# Train The default value can be found in `DeepH-pack/deeph/default.ini`. The following arguments can be set in the configuration file for `Train`: ## basic - *graph_dir* : The directory to save the graph for the dataset. + *save_dir* : The root directory to save the training result. - *raw_dir* : The root directory of the preprocessed dataset. + *dataset_name* : The name of your dataset. - *disable_cuda* : Whether to disable the cuda during training. + *device* : The device you used for training (`cpu` or `cuda:x`, where `x` is the index of the cuda device). If the cuda is disabled by *disable_cuda* or it is not available in your environment, you may not set this option as it will be automatically set as 'cpu'. - *num_threads* : The number of threads used for PyTorch on CPU. + *save_to_time_folder* : Whether to create a subfolder named with the current time in *save_dir*. - *save_csv* : Whether to output labels and predictions for all the structures in the format of csv. + *tb_writer* : Whether to track and visualize the training process by TensorBoard. - *seed* : The seed for generating random numbers. + *multiprocessing* : Number of processes to use multiprocessing to generate crystal graphs. Set to `-1` to use all available CPUs. Set to `0` (default) to disable multiprocessing. WARNING: The keyword "num_threads" is incompatible with `multiprocessing`. If you use `multiprocessing` with a value of 1 or higher, the crystal graphs generation process will ignore the `num_threads` keyword.

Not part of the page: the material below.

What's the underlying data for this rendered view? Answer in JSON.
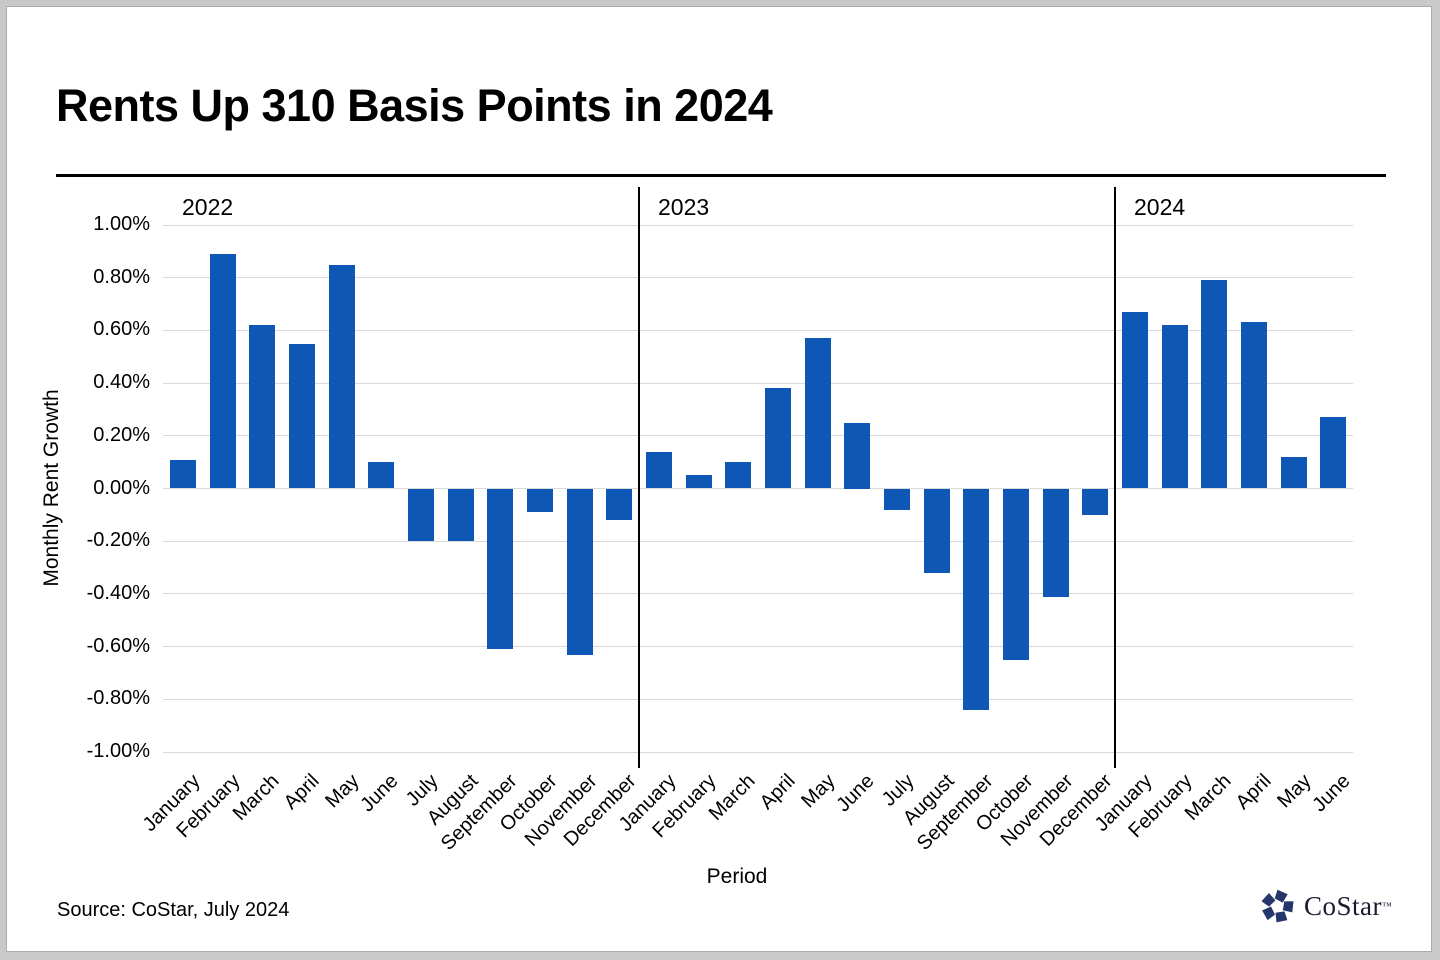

For optimal performance and memory usage, we recommend setting `multiprocessing = 0` and adjusting `num_threads` to control the number of threads. This is because generating crystal graphs can consume large memory. - *orbital* : A JSON format string that defines matrix elements to be predicted. For example, let ![](https://latex.codecogs.com/svg.image?H_{i,&space;\alpha}^{j,&space;\beta}) denotes DFT Hamiltonian matrix element between orbital ![](https://latex.codecogs.com/svg.image?\alpha) of atom ![](https://latex.codecogs.com/svg.image?i) and orbital ![](https://latex.codecogs.com/svg.image?\beta) of atom ![](https://latex.codecogs.com/svg.image?j). An input of `[{"N1 N2": [a1, a2], "N3 N4": [a3, a4], "N5 N6": [a5, a6]}, {"N7 N8": [a7, a8]}]` can be set for the *orbital* option, if you want to predict two matrix elements `H1` and `H2` for the edge feature of an atom pair ![](https://latex.codecogs.com/svg.image?ij), where

$\textsf{H1}=\left\{ \begin{aligned} H_{i, \textsf{a1}}^{j, \textsf{a2}} &\textsf{, if the atomic number of } i \textsf{ and } j \textsf{ is N1 and N2, respectively}\\ H_{i, \textsf{a3}}^{j, \textsf{a4}} &\textsf{, if the atomic number of } i \textsf{ and } j \textsf{ is N3 and N4, respectively}\\ H_{i, \textsf{a5}}^{j, \textsf{a6}} &\textsf{, if the atomic number of } i \textsf{ and } j \textsf{ is N5 and N6, respectively}\\ \textsf{None} &\textsf{, otherwise}\\ \end{aligned} \right.$

and

$\textsf{H2}=\left\{ \begin{aligned} H_{i, \textsf{a7}}^{j, \textsf{a8}} &\textsf{, if the atomic number of} i \textsf{and} j \textsf{is N7 and N8, respectively}\\ \textsf{None} &\textsf{, otherwise}\\ \end{aligned} \right.$

Alternatively, a Python script at `DeepH-pack/tools/get_all_orbital_str.py` can be used to generate a default configuration to predict all orbitals with one model. ## graph - *create_from_DFT* : Whether to use the DFT Hamiltonian matrices to create the graph instead of setting the cut-off radius by hand. It is recommended to set *create_from_DFT* to `True` and not to set *radius* for training. + *radius* : The cut-off radius to create graph. Keyword *radius* has no effect if *create_from_DFT* is set to `True`. ## train - *epochs* : The number of passes of the entire training dataset the learning algorithm has completed. + *pretrained* : The path to the pretrained model, e.g. `/your/pretrained/model/best_state_dict.pkl`. - *resume* : The path to the half-trained model, e.g. `/your/half_trained/model/best_state_dict.pkl`. + *train_ratio* : The ratio of training data. - *val_ratio* : The ratio of validation data. + *test_ratio* : The ratio of test data. ## hyperparameter - *batch_size* : The size of mini-batch. + *learning_rate* : Initial learning rate. ## network - *atom_fea_len* : The number of atom features in MPNN layers. + *edge_fea_len* : The number of edge features in MPNN layers. - *gauss_stop* : The stopping radius of basis functions used to represent interatomic distances. + *num_l* : The number of angular quantum numbers that spherical harmonic functions have. - *distance_expansion* : Which basis functions are used to represent interatomic distances. `choices = ['GaussianBasis', 'BesselBasis', 'ExpBernsteinBasis']` + *normalization* : Which form of normalization layers are used. `choices = ['BatchNorm', 'LayerNorm', 'PairNorm', 'InstanceNorm', 'GraphNorm', 'DiffGroupNorm', 'None']` -*atom_update_net* : Which form of convolutional layers to update atom features are used. `choices = ['CGConv', 'GAT', 'PAINN']`